Erbil ve Süleymaniye vilayetleri arasında ve Kandil dağlarının eteklerinde bulunan Zini Verte kasabası, PKK, KDP, KYB ve İran’ın nüfuz bölgelerinin ayrım noktasında bulunması sebebiyle stratejik bir öneme sahip. Kasaba KDP-KYB anlaşması uyarınca 1990’lı yılların sonlarından bu yana KYB savaşçılarının kontrolü altında bulunuyordu. Ancak KDP’ye bağlı Peşmerge güçleri, koronavirüs salgının yayılmasını önleme tedbirleri kapsamında ve İran sınırını kontrol etme gerekçesiyle kasabaya konuşlandı.
IKBY Başbakanı Mesrur Barzani, 18 Nisan tarihli açıklamasında, Peşmerge güçlerinin Zini Verte bölgesine, İran'dan kaçak gelen vatandaşların geçişlerinin koronavirüse karşı denetlenmesi amacıyla konuşlandırıldığını bildirmişti.

Neçirvan Barzani: IKBY, PKK için savaş sahası değil
IKBY Başkanı Neçirvan Barzani, geçtiğimiz günlerde yaptığı açıklamayla konuşlanmanın diğer bir hedefinin de PKK’nın buradaki nüfuzuna karşı koymak olduğunu belirtti.
Neçirvan Barzani, açıklamasında “IKBY, PKK’nın Türkiye veya herhangi bir komşu devletine saldırısının çıkış noktası olmamalı. IKBY’nin PKK için bir savaş sahası olmadığını bir kez daha vurgulamak isteriz.

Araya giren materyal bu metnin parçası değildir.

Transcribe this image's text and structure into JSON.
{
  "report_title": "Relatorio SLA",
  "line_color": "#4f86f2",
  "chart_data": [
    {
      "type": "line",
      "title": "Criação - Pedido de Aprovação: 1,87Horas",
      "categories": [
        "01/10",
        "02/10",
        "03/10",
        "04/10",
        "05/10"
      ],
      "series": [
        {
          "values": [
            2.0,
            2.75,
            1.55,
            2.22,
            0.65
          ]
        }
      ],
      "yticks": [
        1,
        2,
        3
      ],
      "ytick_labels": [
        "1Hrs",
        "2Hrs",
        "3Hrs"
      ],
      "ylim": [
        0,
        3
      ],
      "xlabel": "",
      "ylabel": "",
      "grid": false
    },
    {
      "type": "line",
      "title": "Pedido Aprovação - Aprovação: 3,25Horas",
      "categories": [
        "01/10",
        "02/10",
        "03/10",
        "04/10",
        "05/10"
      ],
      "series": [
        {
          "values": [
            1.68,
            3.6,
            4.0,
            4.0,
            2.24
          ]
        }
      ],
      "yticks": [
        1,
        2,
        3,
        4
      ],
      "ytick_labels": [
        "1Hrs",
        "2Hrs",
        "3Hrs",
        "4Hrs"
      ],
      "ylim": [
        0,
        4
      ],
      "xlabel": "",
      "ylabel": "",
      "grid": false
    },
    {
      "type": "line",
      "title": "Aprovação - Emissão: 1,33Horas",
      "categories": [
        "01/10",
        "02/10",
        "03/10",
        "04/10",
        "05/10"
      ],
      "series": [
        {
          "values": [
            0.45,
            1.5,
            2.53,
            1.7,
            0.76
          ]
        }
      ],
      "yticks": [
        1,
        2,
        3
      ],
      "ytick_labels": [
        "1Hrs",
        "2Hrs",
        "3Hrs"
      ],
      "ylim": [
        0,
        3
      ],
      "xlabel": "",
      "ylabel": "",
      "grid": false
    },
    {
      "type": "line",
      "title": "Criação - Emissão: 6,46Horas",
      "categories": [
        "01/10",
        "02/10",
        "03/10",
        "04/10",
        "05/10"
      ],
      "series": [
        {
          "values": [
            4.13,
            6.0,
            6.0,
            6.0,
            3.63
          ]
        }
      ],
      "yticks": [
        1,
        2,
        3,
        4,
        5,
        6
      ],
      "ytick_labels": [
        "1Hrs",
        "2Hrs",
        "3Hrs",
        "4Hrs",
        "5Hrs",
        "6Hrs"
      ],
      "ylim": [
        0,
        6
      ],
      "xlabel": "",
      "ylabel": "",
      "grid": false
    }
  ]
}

PKK, IKBY’i Türkiye’ye saldırmak için bir platform olarak kullanmamalı. Bu duruma çare bulunması gerekiyor” dedi.
Türk ordusunun Zini Verte bölgesini bombalamasına işaret eden Barzani, “PKK, Irak’ın ve IKBY’nin egemenliğine saygı göstermiyor. Bu nedenle Türkiye’nin bölgeyi bombalaması bekleniyordu. PKK bölgemize iyilikte bulunmak istiyorsa IKBY’yi terk etsin” ifadelerini kullandı.
PKK yöneticisi Mustafa Karasu, “Türkiye muhtemelen Kandil planına KDP’yi ortak etmeye çalışıyor. KDP’nin yardımı olmaksızın bunu yapamaz” dedi. Ancak Karasu’nun iddialarını yalanlayan KDP yetkilileri, İran sınırını ve koronavirüs salgınını kontrol altına almaya odaklandıklarını ifade ediyor.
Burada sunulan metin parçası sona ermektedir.